Percebo que toda ação nascida da confusão produz ou leva a mais confusão; compreendi que toda ação da mente confusa só conduz a maior confusão. Vejo isso muito claramente, vejo-o como uma coisa extremamente perigosa — como quando se percebe um grande perigo; vejo-o com a mesma clareza. Que sucede então? Não atuo mais nessas condições de confusão. Essa inação total é ação completa.

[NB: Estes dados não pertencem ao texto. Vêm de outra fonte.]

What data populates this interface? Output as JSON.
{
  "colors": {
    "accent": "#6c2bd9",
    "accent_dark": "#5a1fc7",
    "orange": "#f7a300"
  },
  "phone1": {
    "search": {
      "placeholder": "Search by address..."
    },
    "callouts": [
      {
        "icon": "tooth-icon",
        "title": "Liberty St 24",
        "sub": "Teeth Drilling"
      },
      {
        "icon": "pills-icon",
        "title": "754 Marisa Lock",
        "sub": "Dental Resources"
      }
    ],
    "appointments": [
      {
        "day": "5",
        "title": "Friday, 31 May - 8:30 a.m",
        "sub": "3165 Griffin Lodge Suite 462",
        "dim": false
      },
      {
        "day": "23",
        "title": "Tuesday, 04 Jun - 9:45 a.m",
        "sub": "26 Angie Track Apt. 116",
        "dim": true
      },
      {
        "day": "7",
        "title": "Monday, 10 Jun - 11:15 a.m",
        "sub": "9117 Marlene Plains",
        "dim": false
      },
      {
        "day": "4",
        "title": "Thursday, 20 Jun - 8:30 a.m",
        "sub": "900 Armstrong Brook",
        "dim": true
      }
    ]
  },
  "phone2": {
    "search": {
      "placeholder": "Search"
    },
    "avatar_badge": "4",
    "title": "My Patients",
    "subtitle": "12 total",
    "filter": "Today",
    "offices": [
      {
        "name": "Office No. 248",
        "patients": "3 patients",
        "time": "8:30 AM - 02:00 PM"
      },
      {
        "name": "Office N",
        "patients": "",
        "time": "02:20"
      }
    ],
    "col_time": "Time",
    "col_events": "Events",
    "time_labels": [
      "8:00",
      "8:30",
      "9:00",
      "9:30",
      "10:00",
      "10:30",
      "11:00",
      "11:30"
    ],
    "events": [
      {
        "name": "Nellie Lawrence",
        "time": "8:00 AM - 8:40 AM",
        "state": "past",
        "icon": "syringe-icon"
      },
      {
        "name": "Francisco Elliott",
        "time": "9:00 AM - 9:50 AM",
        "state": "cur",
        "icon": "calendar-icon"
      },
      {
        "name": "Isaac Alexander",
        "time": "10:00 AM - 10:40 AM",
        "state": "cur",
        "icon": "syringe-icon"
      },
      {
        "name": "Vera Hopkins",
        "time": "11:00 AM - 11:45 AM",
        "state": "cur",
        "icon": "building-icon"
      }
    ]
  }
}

Consideremos a questão de maneira diferente. Percebo que a guerra, em qualquer forma, matar o próximo de um avião a grande altura ou com um fuzil a pequena distância; ou uma batalha entre minha mulher e mim, uma batalha comercial, um conflito interior, em mim — é sempre guerra. Posso não matar realmente um vietnamita ou americano, mas, enquanto a minha vida for um campo de batalha, estarei contribuindo para a guerra. Vejo esse fato. Vejo-o — primeiro, como a maioria de nós foi exercitada para vê-lo: intelectualmente, isto é, fragmentariamente. E vejo que, se empreendo qualquer ação nesse estado fragmentário, tal ação só contribuirá para fomentar a guerra, o conflito. Devo, antes de tudo mais, descobrir se tal estado existe, pois pode ser que se trate de um estado puramente teórico, ideológico, imaginário e, portanto, sem valor. Mas, eu tenho de descobri-lo, e para descobrir não devo aceitar a ideia de que tal estado existe. Ora, existe esse estado? Só posso verificá-lo se compreendo a natureza do conflito, totalmente — o conflito que é dualidade, o "bom" e o "mau" (o que não significa que não haja "bom" e "mau"), e o conflito entre o amor e o ciúme. Devo olhá-lo sem julgar, sem comparar — olhar simplesmente. Começo a aprender a olhar, e não a atuar. Aprendo a olhar esse complexo campo da vida, sem aceitar nem rejeitar, comparar, condenar, justificar; a olhar assim como olho uma árvore. Só posso olhar realmente uma árvore, quando não há observador, isto é, quando não se torna existente o processo fragmentário do pensamento. Olho, pois, esse vasto campo de batalha da vida, o qual suponho constituir a maneira natural de viver, esse campo onde tenho de lutar contra meu próximo, contra minha mulher; onde tenho de lutar, quer dizer, comparar, julgar, condenar, ameaçar, odiar. Olho para essa situação que aceitei, para essa vida que sou eu — e posso então olhar para mim mesmo, assim como sou, sem nenhuma comparação, condenação, julgamento? Se posso, já estou fora da sociedade, porque a sociedade pensa sempre segundo as noções de grande e pequeno, poderoso e fraco, belo e feio, etc. De um golpe, compreendi todo o processo de fragmentação e, por conseguinte, não pertenço a nenhuma igreja, nenhum grupo, nenhuma religião, nenhuma nacionalidade, nenhum partido.